Suara Meresahkan di Kamar Tamu
Bab 5 : Hantunya takut sama papa
Ah, ribet juga cara menggunakan kamera CCTV ini. Katrok sekali aku, capek ke aku dong kalau terus bolak-balik copot pasang nih kamera. Kenapa nggak kuhubungan ke laptop atau ponsel aja? Nah, ‘kan karena teror hantu itu aku jadi nggak bisa mikir dengan cerdas begini. Browsing saja dulu kalau gitu, mau nanya teman, malu juga entar diledekin.
Setengah jam mengotak-atik, akhirnya selesai juga. Kenapa baru terpikir sekarang? Nanti sore akan kupasang kembali benda kecil ini dan aku akan memantaunya lewat ponsel atau laptop dan tak akan repot bongkar pasang lagi. Aku tersenyum simpul.
‘Tok-tok’ terdengar ketukan dari depan pintu ruanganku. Aku segera bangkit dan membuka pintu. Terlihat Mis Jutek atau Vika Putri di depan pintuku.
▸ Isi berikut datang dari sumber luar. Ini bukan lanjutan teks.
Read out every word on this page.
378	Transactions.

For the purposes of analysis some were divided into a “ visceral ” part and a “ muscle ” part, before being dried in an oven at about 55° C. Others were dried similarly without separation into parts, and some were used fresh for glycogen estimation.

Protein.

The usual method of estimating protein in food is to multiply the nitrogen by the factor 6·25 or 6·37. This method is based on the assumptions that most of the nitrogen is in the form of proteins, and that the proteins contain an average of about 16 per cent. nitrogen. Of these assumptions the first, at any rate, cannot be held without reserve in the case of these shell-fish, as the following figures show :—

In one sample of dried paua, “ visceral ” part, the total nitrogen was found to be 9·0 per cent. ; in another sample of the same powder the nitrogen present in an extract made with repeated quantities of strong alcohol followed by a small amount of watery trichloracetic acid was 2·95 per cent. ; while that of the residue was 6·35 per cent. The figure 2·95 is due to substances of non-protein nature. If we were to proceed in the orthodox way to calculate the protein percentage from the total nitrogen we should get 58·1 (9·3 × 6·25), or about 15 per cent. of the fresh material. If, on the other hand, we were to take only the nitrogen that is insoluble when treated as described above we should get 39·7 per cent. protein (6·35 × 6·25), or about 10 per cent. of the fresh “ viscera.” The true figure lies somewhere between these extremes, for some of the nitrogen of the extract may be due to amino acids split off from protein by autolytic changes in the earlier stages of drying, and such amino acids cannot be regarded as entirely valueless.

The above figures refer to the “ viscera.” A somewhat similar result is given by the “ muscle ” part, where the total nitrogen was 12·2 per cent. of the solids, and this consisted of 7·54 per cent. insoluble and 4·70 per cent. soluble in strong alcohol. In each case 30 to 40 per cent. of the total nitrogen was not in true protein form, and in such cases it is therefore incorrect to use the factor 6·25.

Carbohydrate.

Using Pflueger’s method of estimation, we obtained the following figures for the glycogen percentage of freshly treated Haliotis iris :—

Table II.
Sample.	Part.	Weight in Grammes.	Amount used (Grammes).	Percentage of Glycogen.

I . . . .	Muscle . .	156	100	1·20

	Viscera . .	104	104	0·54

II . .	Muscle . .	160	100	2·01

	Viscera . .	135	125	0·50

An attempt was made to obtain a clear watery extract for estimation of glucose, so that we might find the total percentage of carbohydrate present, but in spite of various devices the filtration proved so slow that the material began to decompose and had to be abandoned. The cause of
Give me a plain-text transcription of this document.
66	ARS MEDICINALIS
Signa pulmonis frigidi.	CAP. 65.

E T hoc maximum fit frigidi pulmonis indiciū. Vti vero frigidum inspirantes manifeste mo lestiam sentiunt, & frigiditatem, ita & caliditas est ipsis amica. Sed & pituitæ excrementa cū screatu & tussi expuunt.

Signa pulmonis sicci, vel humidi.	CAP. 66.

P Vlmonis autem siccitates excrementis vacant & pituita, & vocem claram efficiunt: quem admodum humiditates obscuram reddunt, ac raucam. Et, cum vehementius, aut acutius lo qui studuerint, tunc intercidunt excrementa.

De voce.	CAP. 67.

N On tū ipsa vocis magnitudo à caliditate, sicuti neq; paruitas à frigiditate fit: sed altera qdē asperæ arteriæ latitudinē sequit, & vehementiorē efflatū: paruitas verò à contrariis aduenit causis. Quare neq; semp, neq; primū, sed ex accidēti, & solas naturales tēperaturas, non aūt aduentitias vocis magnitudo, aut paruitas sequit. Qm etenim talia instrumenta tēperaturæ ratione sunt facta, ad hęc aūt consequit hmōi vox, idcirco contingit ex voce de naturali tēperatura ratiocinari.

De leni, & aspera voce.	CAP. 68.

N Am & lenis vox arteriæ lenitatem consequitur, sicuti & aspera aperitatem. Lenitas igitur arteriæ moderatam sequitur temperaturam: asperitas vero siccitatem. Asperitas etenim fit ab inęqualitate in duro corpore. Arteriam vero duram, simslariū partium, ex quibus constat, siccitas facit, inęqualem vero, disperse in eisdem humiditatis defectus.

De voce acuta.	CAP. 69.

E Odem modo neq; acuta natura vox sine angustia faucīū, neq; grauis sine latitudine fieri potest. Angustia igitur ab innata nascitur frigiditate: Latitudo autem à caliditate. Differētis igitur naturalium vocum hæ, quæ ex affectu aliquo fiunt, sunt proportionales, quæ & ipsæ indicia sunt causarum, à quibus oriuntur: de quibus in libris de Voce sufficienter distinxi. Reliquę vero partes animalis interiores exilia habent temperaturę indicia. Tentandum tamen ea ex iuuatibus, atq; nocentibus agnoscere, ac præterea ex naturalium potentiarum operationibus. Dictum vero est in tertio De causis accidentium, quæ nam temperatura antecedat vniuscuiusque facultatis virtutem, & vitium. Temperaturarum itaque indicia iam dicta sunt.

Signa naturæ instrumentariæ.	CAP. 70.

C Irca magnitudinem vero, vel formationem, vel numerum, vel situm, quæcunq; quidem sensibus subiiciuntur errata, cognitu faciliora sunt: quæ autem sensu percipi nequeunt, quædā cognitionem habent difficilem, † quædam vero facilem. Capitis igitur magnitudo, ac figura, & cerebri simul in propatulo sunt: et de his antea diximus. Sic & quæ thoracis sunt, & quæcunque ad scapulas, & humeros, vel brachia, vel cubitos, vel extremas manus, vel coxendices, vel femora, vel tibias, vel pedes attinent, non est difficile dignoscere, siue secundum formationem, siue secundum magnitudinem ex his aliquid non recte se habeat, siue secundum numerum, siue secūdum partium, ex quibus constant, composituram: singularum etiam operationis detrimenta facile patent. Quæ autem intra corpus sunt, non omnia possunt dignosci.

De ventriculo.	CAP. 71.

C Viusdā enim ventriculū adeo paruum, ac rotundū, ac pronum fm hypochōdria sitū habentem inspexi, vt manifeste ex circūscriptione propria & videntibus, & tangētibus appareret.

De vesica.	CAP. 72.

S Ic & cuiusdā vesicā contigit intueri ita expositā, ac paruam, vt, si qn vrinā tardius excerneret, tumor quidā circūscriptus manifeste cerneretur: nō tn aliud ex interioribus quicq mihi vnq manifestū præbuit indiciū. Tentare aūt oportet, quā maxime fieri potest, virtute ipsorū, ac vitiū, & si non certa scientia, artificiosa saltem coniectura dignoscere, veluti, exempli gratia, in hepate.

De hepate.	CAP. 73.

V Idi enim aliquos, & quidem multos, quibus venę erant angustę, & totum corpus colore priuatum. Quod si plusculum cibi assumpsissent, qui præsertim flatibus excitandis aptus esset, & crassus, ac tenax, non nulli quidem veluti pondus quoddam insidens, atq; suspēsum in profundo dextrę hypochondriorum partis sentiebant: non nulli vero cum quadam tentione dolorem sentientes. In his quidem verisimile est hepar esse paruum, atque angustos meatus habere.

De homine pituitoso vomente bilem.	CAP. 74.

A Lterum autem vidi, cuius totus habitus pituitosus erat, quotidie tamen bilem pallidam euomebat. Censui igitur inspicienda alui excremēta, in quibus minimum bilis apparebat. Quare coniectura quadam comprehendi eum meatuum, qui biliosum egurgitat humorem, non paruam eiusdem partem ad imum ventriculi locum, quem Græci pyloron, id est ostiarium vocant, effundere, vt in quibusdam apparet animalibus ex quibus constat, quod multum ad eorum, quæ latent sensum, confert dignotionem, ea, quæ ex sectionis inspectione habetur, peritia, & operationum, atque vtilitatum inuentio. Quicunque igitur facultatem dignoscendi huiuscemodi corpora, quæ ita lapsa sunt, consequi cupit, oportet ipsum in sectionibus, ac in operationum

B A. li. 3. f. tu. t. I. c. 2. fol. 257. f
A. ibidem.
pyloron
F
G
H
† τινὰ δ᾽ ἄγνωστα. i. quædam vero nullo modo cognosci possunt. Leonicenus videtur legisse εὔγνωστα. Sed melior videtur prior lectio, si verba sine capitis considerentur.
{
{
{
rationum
Mau apa dia? Apa mau ngasih kerjaan lagi, tugas dari Pak Sofian saja belum selesai kukerjakan.
“Ya, Mbak Vika, ada apa?” tanyaku dengan mengerutkan dahi.
“Hmm ... Pak Radit, anda benaran sedang sakit? Kok tidak keluar makan siang? Ini saya ada bawakan nasi rames dari kantin.” Dia mengulurkan satu kotak makan siang untukku.
Wooww ... amazing sekali, kalau Hilman melihat ini, dia pasti rela membeli nasi bungkus ini seharga berapa pun. Aku tertawa jahat dalam hati.
“Pak Radit, kok malah melamun? Ya sudah, saya pergi dulu.” Wanita bertubuh langsing itu bergegas meninggalkanku yang masih menyunggingkan senyum.
Ah, ya sudah, anggap saja ini rezeki siang. Lumayan, hari ini bisa hemat ongkos makan siang. Segera kututup pintu ruangan kerja dan menikmati makan siang pemberian manager cantik namun jutek. Eh, salah, sekarang dia sudah berubah baik. Mungkin ini sinyal kalau dia mulai mau membuka hati, akan kusuruh Hilman untuk kembali mendekatinya. Mungkin dia menyesal telah menolak temanku itu. Mereka cocok kok, kudoakan semoga berjodoh.
***
Setelah istirahat makan siang, segera kuselesaikan pekerjaan dari Pak Sofian. Sedangkan tugas laporan bulan depan akan kukerjakan di rumah saja. Sebenarnya aku paling malas membawa pekerjaan pulang ke rumah tapi ini demi hantu yang meneror anak-anakku, demi memasang CCTV itu.
Pukul 17.00, aku sudah berada di mobil untuk menuju pulang. Jalanan lumayan ramai hari ini, aku tak bisa mengebut. Yang jelas, sebelum tengah malam, aku harus sudah mengembalikan kamera CCTV ini ke kamar tamu dan berharap hantu itu masuk jebakan.
Saat mobilku tiba di depan rumah, jam di pergelangan tanganku sudah menunjuk ke arah 18.15. segera kumasukan mobil ke garasi dan mengetuk pintu.
“Eh, Papa,” sambut Arsha.
“Iya. Kok sepi, lagi pada ke mana?” tanyaku sambil melepas sepatu.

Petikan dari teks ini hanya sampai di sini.